En el libro Zen en el arte de escribir, Ray Bradbury cuenta que uno de los episodios determinantes en su carrera como escritor le ocurrió a los 9 años, cuando experimentó una de las mayores desdichas de su vida, causada por su decisión de romper su colección completa de comics para evitar las burlas de sus compañeros. Muy pronto reflexionó, se dio cuenta de que se había equivocado e hizo lo que debía: recuperó sus libros y, en lo adelante, ignoró a todo aquel que quisiera coartar su derecho a la imaginación. Gracias a que no escuchó las voces que trataban de convencerlo de destruir lo que amaba logramos tener obras icónicas de la ciencia ficción como Fahrenheit 451 y Crónicas marcianas.

Bradbury también nos dice en sus ensayos que hay momentos en la historia en que los niños son los maestros. Se invierte la escala que consideramos natural y ya los adultos, sumergidos en un mundo rígido y seco, parecen no tener nada que enseñar a los más jóvenes. Las ganas de crear se abren paso, el terreno se hace fértil y aparecen nuevos lenguajes, mundos distintos. Son momentos de innovación y de cambio que no se pueden impedir ni decretar.
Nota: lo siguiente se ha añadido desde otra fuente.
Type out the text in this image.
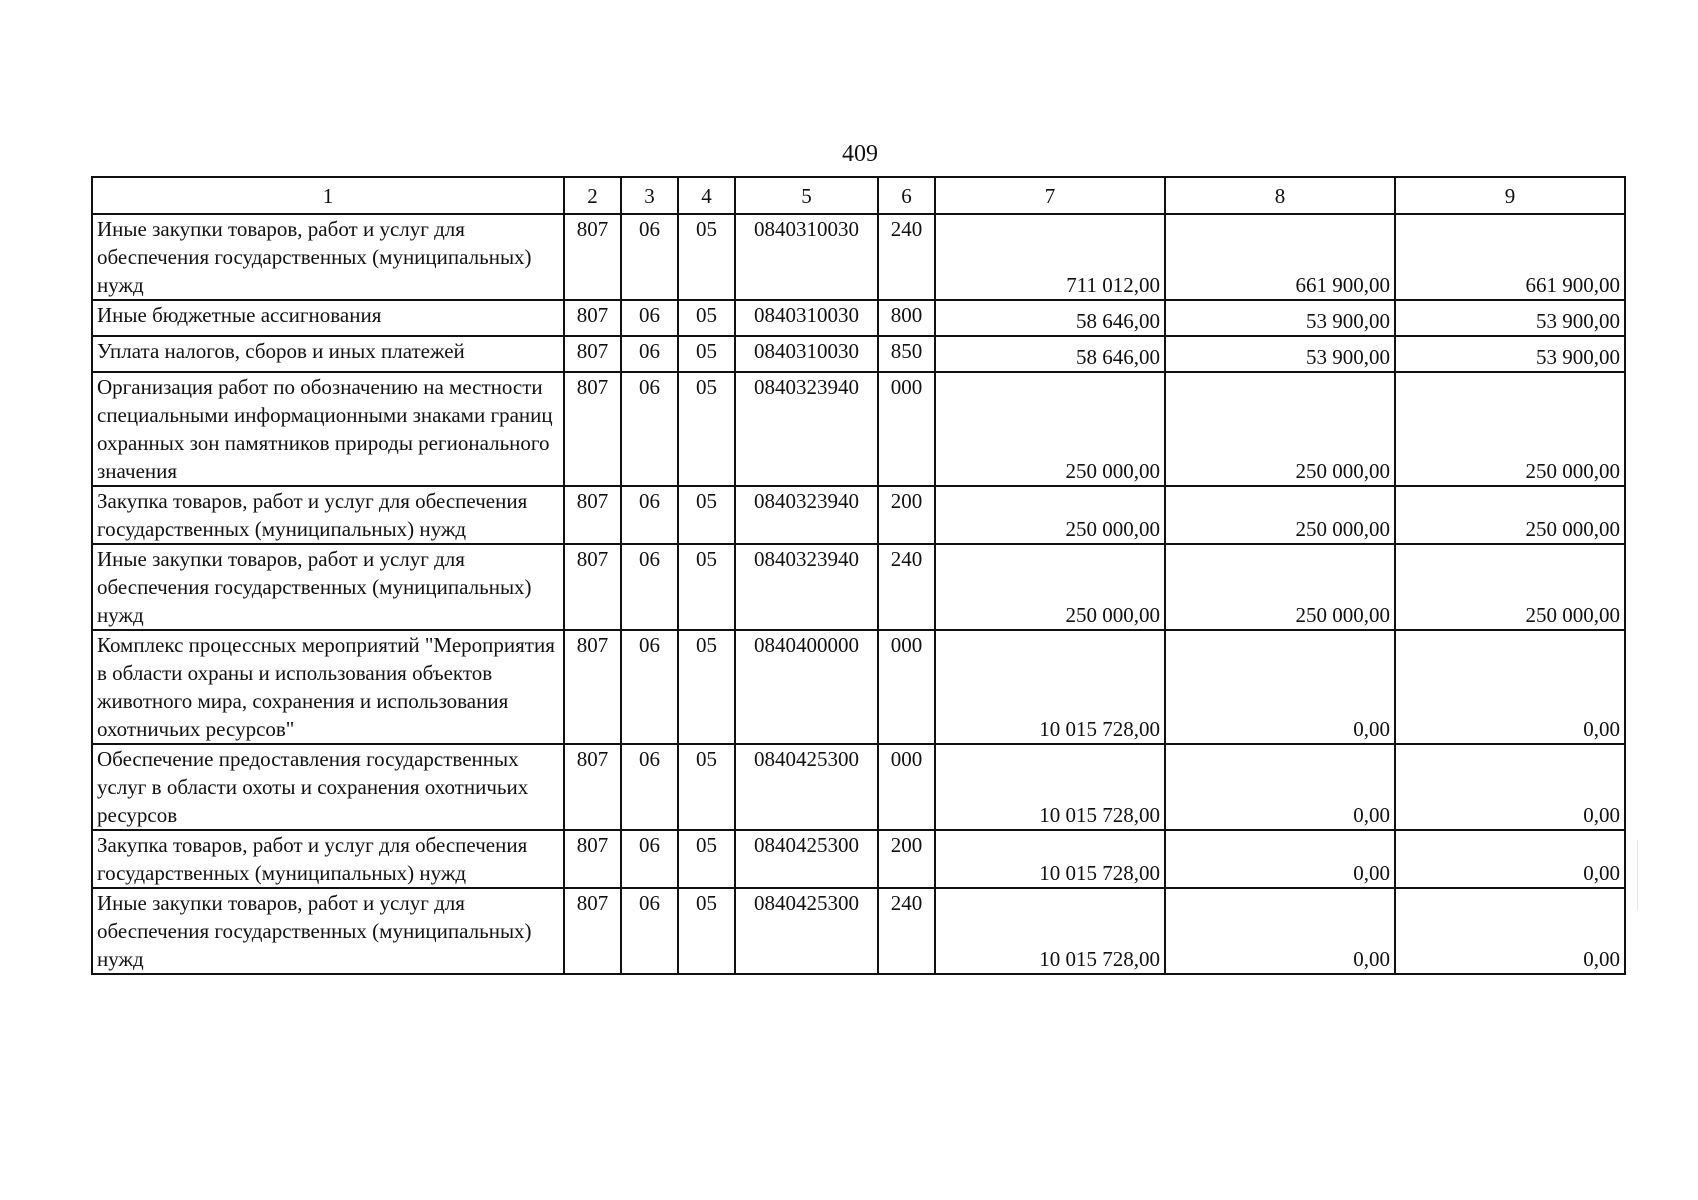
409
1	2	3	4	5	6	7	8	9
Иные закупки товаров, работ и услуг для обеспечения государственных (муниципальных) нужд	807	06	05	0840310030	240	711 012,00	661 900,00	661 900,00
Иные бюджетные ассигнования	807	06	05	0840310030	800	58 646,00	53 900,00	53 900,00
Уплата налогов, сборов и иных платежей	807	06	05	0840310030	850	58 646,00	53 900,00	53 900,00
Организация работ по обозначению на местности специальными информационными знаками границ охранных зон памятников природы регионального значения	807	06	05	0840323940	000	250 000,00	250 000,00	250 000,00
Закупка товаров, работ и услуг для обеспечения государственных (муниципальных) нужд	807	06	05	0840323940	200	250 000,00	250 000,00	250 000,00
Иные закупки товаров, работ и услуг для обеспечения государственных (муниципальных) нужд	807	06	05	0840323940	240	250 000,00	250 000,00	250 000,00
Комплекс процессных мероприятий "Мероприятия в области охраны и использования объектов животного мира, сохранения и использования охотничьих ресурсов"	807	06	05	0840400000	000	10 015 728,00	0,00	0,00
Обеспечение предоставления государственных услуг в области охоты и сохранения охотничьих ресурсов	807	06	05	0840425300	000	10 015 728,00	0,00	0,00
Закупка товаров, работ и услуг для обеспечения государственных (муниципальных) нужд	807	06	05	0840425300	200	10 015 728,00	0,00	0,00
Иные закупки товаров, работ и услуг для обеспечения государственных (муниципальных) нужд	807	06	05	0840425300	240	10 015 728,00	0,00	0,00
A nuestro alrededor hay signos de esa energía que no se conforma. Niños y niñas, adolescentes y jóvenes escriben, ilustran, crean, inventan, emprenden, aunque el mundo de los adultos quiera imponerles ideas anquilosadas y pretenda sumergirlos en la violencia u obligarlos a recitar lecciones extraídas de manuales trasnochados.

Malala Yousafzai es un bueno ejemplo de esos jóvenes maestros. Hace sólo unos pocos días, durante el acto de entrega de los Premio Nobel de la Paz, personas de todas las latitudes pudieron ver y escuchar a esta muchacha pakistaní que fue víctima de un atentado de los talibanes por defender el derecho de las mujeres a la educación y se ha convertido en portavoz de los 121 millones de niños y niñas que, según cifras de la Unicef, no pueden ir a la escuela. La sencillez de sus palabras, propias de una persona de 17 años, y la serenidad con que las acompaña contrasta con el horror que denuncia e ilumina lugares donde parece que sólo la oscuridad reina.
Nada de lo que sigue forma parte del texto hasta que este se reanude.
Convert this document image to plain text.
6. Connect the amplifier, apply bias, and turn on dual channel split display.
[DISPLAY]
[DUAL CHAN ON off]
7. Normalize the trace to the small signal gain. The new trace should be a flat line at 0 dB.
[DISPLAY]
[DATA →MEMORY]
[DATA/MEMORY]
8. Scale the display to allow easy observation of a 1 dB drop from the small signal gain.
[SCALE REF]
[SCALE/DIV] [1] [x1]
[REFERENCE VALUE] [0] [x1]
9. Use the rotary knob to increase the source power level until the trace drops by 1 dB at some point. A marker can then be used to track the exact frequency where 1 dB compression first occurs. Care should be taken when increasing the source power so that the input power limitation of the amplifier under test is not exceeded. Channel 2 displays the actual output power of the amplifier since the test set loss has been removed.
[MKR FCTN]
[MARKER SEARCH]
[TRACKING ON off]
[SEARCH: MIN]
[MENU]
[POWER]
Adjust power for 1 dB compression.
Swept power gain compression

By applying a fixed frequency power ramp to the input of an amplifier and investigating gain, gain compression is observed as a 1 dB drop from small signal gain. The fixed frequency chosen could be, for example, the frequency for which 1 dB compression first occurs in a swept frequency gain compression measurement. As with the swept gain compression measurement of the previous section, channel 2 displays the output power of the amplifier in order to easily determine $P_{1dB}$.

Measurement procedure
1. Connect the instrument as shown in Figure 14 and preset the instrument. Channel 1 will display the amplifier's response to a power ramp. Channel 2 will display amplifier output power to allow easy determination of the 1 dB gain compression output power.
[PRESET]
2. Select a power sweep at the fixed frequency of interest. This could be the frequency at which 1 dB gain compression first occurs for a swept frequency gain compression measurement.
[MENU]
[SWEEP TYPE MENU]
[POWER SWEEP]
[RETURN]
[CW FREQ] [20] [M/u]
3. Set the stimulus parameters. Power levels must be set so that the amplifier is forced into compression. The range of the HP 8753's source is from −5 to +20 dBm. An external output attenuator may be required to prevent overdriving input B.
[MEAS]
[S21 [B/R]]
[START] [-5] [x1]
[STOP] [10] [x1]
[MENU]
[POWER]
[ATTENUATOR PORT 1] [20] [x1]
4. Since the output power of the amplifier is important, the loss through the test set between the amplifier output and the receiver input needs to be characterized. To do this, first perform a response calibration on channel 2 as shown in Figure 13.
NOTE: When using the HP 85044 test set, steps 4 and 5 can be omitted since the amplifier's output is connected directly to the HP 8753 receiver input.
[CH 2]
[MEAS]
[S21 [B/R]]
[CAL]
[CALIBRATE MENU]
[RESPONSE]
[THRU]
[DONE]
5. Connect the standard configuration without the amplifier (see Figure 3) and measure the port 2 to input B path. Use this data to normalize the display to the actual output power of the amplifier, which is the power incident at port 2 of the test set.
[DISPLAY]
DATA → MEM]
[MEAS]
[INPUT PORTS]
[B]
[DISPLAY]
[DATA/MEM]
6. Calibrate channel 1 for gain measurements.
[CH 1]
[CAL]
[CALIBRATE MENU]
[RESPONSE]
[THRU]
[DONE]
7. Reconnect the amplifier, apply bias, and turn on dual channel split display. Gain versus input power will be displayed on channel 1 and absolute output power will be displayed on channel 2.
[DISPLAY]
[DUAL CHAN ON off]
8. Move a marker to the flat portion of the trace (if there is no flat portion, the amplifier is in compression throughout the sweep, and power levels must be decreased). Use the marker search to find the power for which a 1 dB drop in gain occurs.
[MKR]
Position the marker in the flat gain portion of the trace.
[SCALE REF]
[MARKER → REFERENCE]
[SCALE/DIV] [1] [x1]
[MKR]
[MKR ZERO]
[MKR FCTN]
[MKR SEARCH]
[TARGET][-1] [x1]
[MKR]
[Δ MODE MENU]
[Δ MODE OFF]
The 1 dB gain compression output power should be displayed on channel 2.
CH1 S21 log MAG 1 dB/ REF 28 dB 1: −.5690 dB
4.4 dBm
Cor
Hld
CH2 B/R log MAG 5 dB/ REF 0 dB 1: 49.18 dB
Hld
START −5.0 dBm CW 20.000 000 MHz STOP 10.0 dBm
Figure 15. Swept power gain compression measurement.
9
Hoy, cuando el asesinato de 132 niños luego de un ataque talibán en un colegio de Peshawar siembra tristeza y desesperación, es la voz de Malala la que resuena para esparcir esperanza: «Como millones alrededor del mundo, estoy de luto por estos niños, mis hermanos y hermanas, pero nunca vamos a ser derrotados», nos dice. Es uno de esos momentos de los que nos hablaba Bradbury, de niños que son maestros y nos muestran el camino para imaginar un mundo distinto.